Sebagai informasi, peraturan I-N mengatur mengenai ketentuan delisting dan relisting bagi saham dan ketentuan delisting bagi Efek Bersifat Utang dan Sukuk (EBUS). Peraturan I-N merupakan harmonisasi ketentuan delisting yang sebelumnya diatur dalam Peraturan Bursa Efek Jakarta Nomor I-I tentang Delisting dan Relisting yang berlaku bagi saham, serta Peraturan Bursa Efek Surabaya Nomor I.A.7 tentang Pembatalan Pencatatan yang berlaku bagi EBUS
Peraturan I-N juga merupakan tindak lanjut dari terbitnya Peraturan Otoritas Jasa Keuangan Nomor 3/POJK.04/2021 tentang Penyelenggaraan Kegiatan di Bidang Pasar Modal (POJK 3/2021) yang mengatur ketentuan mengenai perubahan status Perusahaan Terbuka menjadi Perseroan yang tertutup.
Selain itu, ketentuan Surat Edaran OJK Nomor 3/SEOJK.04/2023 tentang Pembelian Kembali Saham Perusahaan Terbuka Sebagai Akibat Dibatalkannya Pencatatan Efek oleh Bursa Efek karena Kondisi atau Peristiwa yang Signifikan Berpengaruh Negatif Terhadap Kelangsungan Usaha (SEOJK 13/2023).
Delisting saham sebagaimana diatur dalam peraturan ini mencakup delisting karena permohonan Perusahaan Tercatat (voluntary delisting), delisting karena perintah OJK sebagaimana diatur dalam POJK 3/2021, dan delisting atas keputusan Bursa (forced delisting).

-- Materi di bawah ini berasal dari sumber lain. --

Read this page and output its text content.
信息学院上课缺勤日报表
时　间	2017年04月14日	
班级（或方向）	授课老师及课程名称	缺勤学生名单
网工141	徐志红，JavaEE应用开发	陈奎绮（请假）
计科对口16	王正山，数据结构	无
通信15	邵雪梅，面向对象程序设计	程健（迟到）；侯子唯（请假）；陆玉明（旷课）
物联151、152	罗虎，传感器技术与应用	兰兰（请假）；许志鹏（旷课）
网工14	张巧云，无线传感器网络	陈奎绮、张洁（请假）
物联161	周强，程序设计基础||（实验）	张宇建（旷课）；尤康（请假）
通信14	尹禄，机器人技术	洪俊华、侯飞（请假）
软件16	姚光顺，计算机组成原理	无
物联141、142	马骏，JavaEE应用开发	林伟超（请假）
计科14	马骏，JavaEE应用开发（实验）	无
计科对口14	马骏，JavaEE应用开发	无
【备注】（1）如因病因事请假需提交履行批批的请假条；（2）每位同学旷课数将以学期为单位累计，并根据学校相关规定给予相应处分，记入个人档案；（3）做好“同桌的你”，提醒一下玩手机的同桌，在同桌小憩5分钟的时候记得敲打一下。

"Keputusan Bursa dalam melakukan delisting disebabkan oleh tiga hal," papar BEI dalam keterangan resminya.
Penyebab Delisting
- Perusahaan Tercatat mengalami suatu kondisi atau peristiwa yang signifikan berpengaruh negatif terhadap kelangsungan usaha Perusahaan Tercatat, baik secara finansial atau secara hukum, dan Perusahaan Tercatat tidak dapat menunjukkan indikasi pemulihan yang memadai;
- Perusahaan Tercatat tidak memenuhi persyaratan Pencatatan di Bursa; dan/atau
- Saham Perusahaan Tercatat telah mengalami Suspensi Efek, baik di Pasar Reguler dan Pasar Tunai, dan/atau di seluruh Pasar, paling kurang selama 24 (dua puluh empat) bulan terakhir.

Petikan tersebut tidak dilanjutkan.